We can also use the default choice that R provides to produce a size of the matrix in terms of the maximum size of one of its columns, treated as

\[ \parallel \mathbf{A} \parallel_1 = \max_{j=1, \cdots, p} \sum_{i=1}^n \vert a_{i,j}\vert \]

- For a generic matrix, we can see the differences in the length estimation as follows:

```
A <- matrix(c(1,2), nrow=2, ncol=2, byrow=TRUE)
A
```

```
[,1] [,2]
[1,] 1 2
[2,] 1 2
```

```
norm(A) # default norm
```

```
[1] 4
```

```
norm(A, type="f") # frobenius norm
```

```
[1] 3.162278
```

- Note the eigenvalue decomposition as,

```
eigen(t(A) %*% A)
```

```
eigen() decomposition
$values
[1] 10 0
$vectors
[,1] [,2]
[1,] 0.4472136 -0.8944272
[2,] 0.8944272 0.4472136
```

- and therefore we find \( \parallel \mathbf{A}\parallel_F = \sqrt{\mathrm{tr\left(\mathbf{A}^\mathrm{T} \mathbf{A}\right)}}= \sqrt{10 + 0} = \)

```
sqrt(10)
```

```
[1] 3.162278
```

```
norm(A, type="f")
```

```
[1] 3.162278
```

- The main ideas to take away from this introduction to matrix algebra are the following:
- Matrix multiplication is a general case of vector
**multiplication of rows versus columns**. This is fundamentally different from the element-wise multiplication which does not contain the same mathematical / geometric meaning of the inner product or matrix product. Paricularly, \[ \begin{align} \mathbf{a}^\mathrm{T}\mathbf{b} = \parallel \mathbf{a} \parallel * \parallel \mathbf{b} \parallel \cos\left(\theta\right), \end{align} \] so that this product is a scalar value that depends on the lengths and angle between the vectors. - The
**general matrix product**is defined as, \[ \begin{align} \mathbf{N} \mathbf{M} = \begin{pmatrix} \mathbf{n}_1^\mathrm{T} \mathbf{m_1} & \mathbf{n}_1^\mathrm{T} \mathbf{m}_2 & \cdots & \mathbf{n}_1^\mathrm{T} \mathbf{m}_M \\ \vdots & \ddots & \cdots & \vdots \\ \mathbf{n}_N^\mathrm{T} \mathbf{m}_1 & \mathbf{n}_N^\mathrm{T} \mathbf{m}_2 & \cdots & \mathbf{n}_N^\mathrm{T} \mathbf{m}_M \end{pmatrix} \in \mathbb{R}^{N\times M} \end{align} \] - As an algebra system,
**matrices only have inverses under certain conditions**:The matrix \( \mathbf{A} \) has an inverse \( \Leftrightarrow \) \( \mathrm{det}\left(\mathbf{A}\right) \neq 0 \) \( \Leftrightarrow \) \( \mathbf{A} \) has no linear dependence between its columns \( \Leftrightarrow \) the matrix \( \mathbf{A} \) has no zero eigenvalues \( \Leftrightarrow \) the linear inverse problem \( \mathbf{A}\mathbf{x} = \mathbf{b} \) has a unique solution for \( \mathbf{x} \).
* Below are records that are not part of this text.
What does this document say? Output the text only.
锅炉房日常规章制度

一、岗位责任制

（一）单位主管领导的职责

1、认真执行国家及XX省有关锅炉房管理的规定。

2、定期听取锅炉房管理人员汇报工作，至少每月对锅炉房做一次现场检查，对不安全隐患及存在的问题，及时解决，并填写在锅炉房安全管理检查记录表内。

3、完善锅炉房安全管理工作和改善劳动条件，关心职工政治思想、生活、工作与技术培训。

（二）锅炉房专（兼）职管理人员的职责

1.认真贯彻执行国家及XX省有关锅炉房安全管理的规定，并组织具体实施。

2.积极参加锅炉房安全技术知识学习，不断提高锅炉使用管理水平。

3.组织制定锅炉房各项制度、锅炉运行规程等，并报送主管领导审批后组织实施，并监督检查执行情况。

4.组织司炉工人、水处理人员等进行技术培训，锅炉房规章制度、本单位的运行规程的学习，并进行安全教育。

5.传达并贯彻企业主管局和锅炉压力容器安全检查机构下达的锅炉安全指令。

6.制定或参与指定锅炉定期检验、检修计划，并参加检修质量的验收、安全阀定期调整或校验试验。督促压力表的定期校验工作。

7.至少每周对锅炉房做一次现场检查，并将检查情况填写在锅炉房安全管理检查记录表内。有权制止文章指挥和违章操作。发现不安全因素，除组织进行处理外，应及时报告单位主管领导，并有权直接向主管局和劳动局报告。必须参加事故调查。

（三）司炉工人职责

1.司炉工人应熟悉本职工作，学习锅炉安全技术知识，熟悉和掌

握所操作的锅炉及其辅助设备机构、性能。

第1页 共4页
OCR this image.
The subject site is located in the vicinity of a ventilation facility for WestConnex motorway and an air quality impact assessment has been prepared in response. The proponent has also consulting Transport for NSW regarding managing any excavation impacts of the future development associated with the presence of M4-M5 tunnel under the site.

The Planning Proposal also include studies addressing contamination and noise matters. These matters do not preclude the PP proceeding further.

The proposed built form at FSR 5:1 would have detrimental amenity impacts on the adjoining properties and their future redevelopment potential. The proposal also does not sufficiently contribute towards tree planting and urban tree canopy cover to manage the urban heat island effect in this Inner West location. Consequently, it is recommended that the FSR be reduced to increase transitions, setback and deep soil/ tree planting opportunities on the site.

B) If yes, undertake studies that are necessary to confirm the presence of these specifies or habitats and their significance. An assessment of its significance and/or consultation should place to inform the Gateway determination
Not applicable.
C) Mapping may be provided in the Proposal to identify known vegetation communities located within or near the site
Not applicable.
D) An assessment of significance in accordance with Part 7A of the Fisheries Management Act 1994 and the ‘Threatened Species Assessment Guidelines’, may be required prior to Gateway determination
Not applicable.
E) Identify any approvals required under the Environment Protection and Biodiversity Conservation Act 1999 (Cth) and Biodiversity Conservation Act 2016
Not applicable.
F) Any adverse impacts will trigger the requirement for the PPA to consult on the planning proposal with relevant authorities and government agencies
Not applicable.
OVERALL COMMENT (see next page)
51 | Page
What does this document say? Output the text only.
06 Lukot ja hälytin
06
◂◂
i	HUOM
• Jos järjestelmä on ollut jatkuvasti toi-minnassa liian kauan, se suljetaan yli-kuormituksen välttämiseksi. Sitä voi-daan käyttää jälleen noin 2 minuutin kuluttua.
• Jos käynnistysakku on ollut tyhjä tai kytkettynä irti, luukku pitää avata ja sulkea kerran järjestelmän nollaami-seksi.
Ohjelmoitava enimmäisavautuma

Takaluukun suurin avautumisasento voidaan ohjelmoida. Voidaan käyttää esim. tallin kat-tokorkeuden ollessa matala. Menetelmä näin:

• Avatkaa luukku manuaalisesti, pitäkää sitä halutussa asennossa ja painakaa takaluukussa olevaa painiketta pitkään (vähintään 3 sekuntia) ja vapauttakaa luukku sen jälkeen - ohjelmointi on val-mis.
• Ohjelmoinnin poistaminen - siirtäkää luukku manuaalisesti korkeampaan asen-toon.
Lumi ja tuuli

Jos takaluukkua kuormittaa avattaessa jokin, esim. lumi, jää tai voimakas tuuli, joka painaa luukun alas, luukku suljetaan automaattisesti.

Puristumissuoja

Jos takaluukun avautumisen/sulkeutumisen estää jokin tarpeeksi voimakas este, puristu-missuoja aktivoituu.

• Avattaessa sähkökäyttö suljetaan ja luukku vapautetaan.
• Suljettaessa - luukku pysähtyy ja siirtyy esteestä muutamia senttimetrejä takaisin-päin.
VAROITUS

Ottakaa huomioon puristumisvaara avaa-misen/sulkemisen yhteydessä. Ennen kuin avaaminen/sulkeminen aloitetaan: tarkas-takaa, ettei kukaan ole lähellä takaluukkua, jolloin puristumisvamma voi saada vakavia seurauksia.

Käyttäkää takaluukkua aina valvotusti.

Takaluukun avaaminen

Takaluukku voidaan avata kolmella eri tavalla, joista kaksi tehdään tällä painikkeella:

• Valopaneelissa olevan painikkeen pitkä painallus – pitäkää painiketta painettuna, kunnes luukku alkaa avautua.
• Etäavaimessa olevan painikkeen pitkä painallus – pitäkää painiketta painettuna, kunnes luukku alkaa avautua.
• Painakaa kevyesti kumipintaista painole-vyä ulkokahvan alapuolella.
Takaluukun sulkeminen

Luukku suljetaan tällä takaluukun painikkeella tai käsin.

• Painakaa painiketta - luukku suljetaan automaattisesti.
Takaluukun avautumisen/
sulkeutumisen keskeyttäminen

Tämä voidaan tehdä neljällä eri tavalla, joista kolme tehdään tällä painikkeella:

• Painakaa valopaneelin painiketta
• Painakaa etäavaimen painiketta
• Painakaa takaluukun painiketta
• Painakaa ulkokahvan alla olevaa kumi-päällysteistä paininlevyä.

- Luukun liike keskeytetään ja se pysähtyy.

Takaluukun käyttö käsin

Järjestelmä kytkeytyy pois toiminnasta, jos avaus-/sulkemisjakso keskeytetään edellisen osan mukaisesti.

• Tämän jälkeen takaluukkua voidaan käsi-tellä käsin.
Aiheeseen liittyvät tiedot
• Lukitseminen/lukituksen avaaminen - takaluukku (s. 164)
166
**Eigenvalues and eigenvectors describe special coordinate systems**in which the effect of the matrix \( \mathbf{A} \) can be described as**diagonal or close-to-diagonal, but such coordinate systems may be complex valued**.- These also provide a useful way to describe the length of the matrix in terms of the Frobenius norm, but multiple choices of norm exist with different interpretations of length.